The fact has thus been proved that a race of men lived upon the earth at the epoch settled by the geological age of these strata-that is, during the quaternary epoch.
When this class of evidence of man's presence-that is, the vestiges of his primitive industry-fails us, a state of things, however, which comparatively seldom occurs, his existence is sometimes revealed by the presence of human bones buried in the earth and preserved through long ages by means of the deposits of calcareous salts which have petrified or rather fossilised them. Sometimes, in fact, the remains of human bones have been found in quaternary rocks, which are, consequently, considerably anterior to those of the present geological epoch.
This means of proof is, however, more difficult to bring forward than the preceding class of evidence; because human bones are very liable to decay when they are buried at shallow depths, and require for any length of preservation a concurrence of circumstances which is but rarely met with; because also the tribes of primitive man often burnt their dead bodies; and, lastly, because the human race then formed but a very scanty population.

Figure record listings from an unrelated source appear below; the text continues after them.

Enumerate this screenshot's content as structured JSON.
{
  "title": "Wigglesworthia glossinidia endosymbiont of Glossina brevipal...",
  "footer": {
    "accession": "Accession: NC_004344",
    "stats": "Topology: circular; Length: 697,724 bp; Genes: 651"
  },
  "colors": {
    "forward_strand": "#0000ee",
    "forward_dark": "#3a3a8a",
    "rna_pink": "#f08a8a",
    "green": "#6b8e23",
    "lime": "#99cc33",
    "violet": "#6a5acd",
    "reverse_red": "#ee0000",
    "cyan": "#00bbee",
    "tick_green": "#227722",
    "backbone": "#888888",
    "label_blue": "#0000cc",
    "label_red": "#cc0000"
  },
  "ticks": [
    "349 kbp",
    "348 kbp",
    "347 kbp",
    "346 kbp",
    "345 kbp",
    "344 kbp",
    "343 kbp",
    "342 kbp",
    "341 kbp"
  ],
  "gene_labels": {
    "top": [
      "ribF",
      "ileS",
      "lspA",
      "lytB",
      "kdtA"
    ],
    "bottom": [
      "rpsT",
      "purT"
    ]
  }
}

Another excellent proof, which demonstrates the existence of man at a geological epoch anterior to the present era, is to be deduced from the intermixture of human bones with those of antediluvian animals. It is evident that if we meet with the bones of the mammoth, the cave-bear, the cave-tiger, &c.,-animals which lived only in the quaternary epoch and are now extinct-in conjunction with the bones of man or the relics of his industry, such as weapons, implements, utensils, &c., we can assert with some degree of certainty that our species was contemporaneous with the above-named animals. Now this intermixture has often been met with under the ground in caves, or deeply buried in the earth.